Она говорит правду, однако у нее ужасное предчувствие, что она все-таки невольно лжет, что-то лжет в ней, но что, как? Элизабет смущается, у нее кружится голова, и она лишь жалко повторяет:

– Я клянусь, мама, клянусь… отшельницей на горе.

– Лжете, лжете! Я заметила, как вы покраснели, почему вы покраснели?

– Не знаю, мама, клянусь, я думала о горе, о пещерах, о святой Терезе.

Но благодаря инстинкту, выкованному страданием, унижениями, благодаря нюху хорька мать безошибочно учуяла в дочери скрытое упрямство, некий прочный стержень внутри, за который та цепляется.

– Почему вы покраснели?

– Не знаю.

– Почему?

– Я не знаю.

Она действительно не знает. Почему она вскочила, уронила книгу? Почему для ее чтения она выбрала укромный уголок в кладовой для белья? Почему резко выпрямилась с багрянцем на щеках, потревоженная, да, потревоженная, это правда, когда предавалась восхитительным мечтаниям? Почему? Именно тогда, припертая к стене, не в состоянии, не желая больше задавать себе никаких вопросов, она вдруг выкрикнула слова возмущения, какие редко срываются с ее губ:

– Вы не имеете права!

Не имеете права! А обладала ли когда-нибудь правами она, Клод де Маньер, ничем не примечательная девица, которой в течение десяти лет твердили, что она не выйдет замуж, а потом, когда она вышла за первого встречного бахвала, говорили, что ей остается лишь благодарить Бога? Выставленная напоказ как не представляющий ценности товар (на который отвлекаются только для вида, прежде чем войти внутрь магазина), десяток раз отвергнутая, взятая, наконец, покупателем, который не мог разжиться чем-нибудь получше и хочет, кроме того, чтобы превозносили его благородство, Клод должна была еще терпеть оскорбительные советы родителей, желавших ее убедить в преимуществах ее замужества.

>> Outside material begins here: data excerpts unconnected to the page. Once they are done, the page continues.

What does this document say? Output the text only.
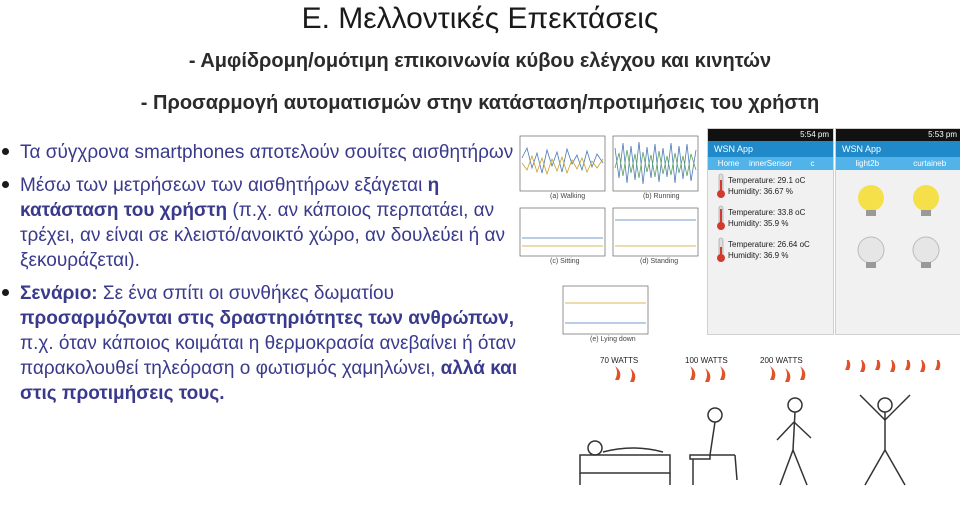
Ε. Μελλοντικές Επεκτάσεις
- Αμφίδρομη/ομότιμη επικοινωνία κύβου ελέγχου και κινητών
- Προσαρμογή αυτοματισμών στην κατάσταση/προτιμήσεις του χρήστη
Τα σύγχρονα smartphones αποτελούν σουίτες αισθητήρων
Μέσω των μετρήσεων των αισθητήρων εξάγεται η κατάσταση του χρήστη (π.χ. αν κάποιος περπατάει, αν τρέχει, αν είναι σε κλειστό/ανοικτό χώρο, αν δουλεύει ή αν ξεκουράζεται).
Σενάριο: Σε ένα σπίτι οι συνθήκες δωματίου προσαρμόζονται στις δραστηριότητες των ανθρώπων, π.χ. όταν κάποιος κοιμάται η θερμοκρασία ανεβαίνει ή όταν παρακολουθεί τηλεόραση ο φωτισμός χαμηλώνει, αλλά και στις προτιμήσεις τους.
(a) Walking	(b) Running
(c) Sitting	(d) Standing
(e) Lying down
5:54 pm
WSN App
Home	innerSensor	c
Temperature: 29.1 oC
Humidity: 36.67 %
Temperature: 33.8 oC
Humidity: 35.9 %
Temperature: 26.64 oC
Humidity: 36.9 %
5:53 pm
WSN App
light2b	curtaineb
70 WATTS	100 WATTS	200 WATTS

– Ты по-прежнему распоряжаешься своим имуществом. У тебя всегда на руках этот козырь.

Козырь! То ли из-за чрезмерной тонкости чувств, то ли из-за чрезмерной гордыни Клод щедро все отдала, не требуя ничего взамен, и сегодня положение супругов было подорвано, о чем она не догадывалась. Де Ранфен был почти тронут щедростью жены. Однако, тупоголовый и необузданный по природе, хотя сам по себе и не злой, он решил отработать свой пай, прилежно удостаивая своим присутствием ложе супруги, пока та не дала понять, что и здесь считает должником скорее его, чем себя. Де Ранфен не был способен на признательность. Очень быстро он стал видеть в ней лишь холодную женщину, ущербную мать, не смогшую подарить ему сына, докучливую богомолку, наследницу, которая по смерти коварных родителей не принесла ему того, на что он рассчитывал. Его одурачили и не скрывают этого. Права! Пусть бы она только посмела их потребовать – однако, по правде говоря, Клод все это время претендовала лишь на одно право, право быть совершенной. Может, она этим злоупотребляла. Кроме того, она невольно преподала силу своего совершенства дочери, которая впервые, ставя между собой и матерью невидимый барьер кротости, берет ее руку и целует:

– Но в чем вы, мама, меня упрекаете?

В состоянии ли Клод ответить? Разбирается ли она сама толком в причинах болезненной и ревнивой нежности, которую вызывает у нее ее «единственное сокровище»?

– Вы еще дерзите! Я пожалуюсь вашему отцу, я…

Она уже не сдерживается, и хладнокровие девочки еще больше выводит ее из себя.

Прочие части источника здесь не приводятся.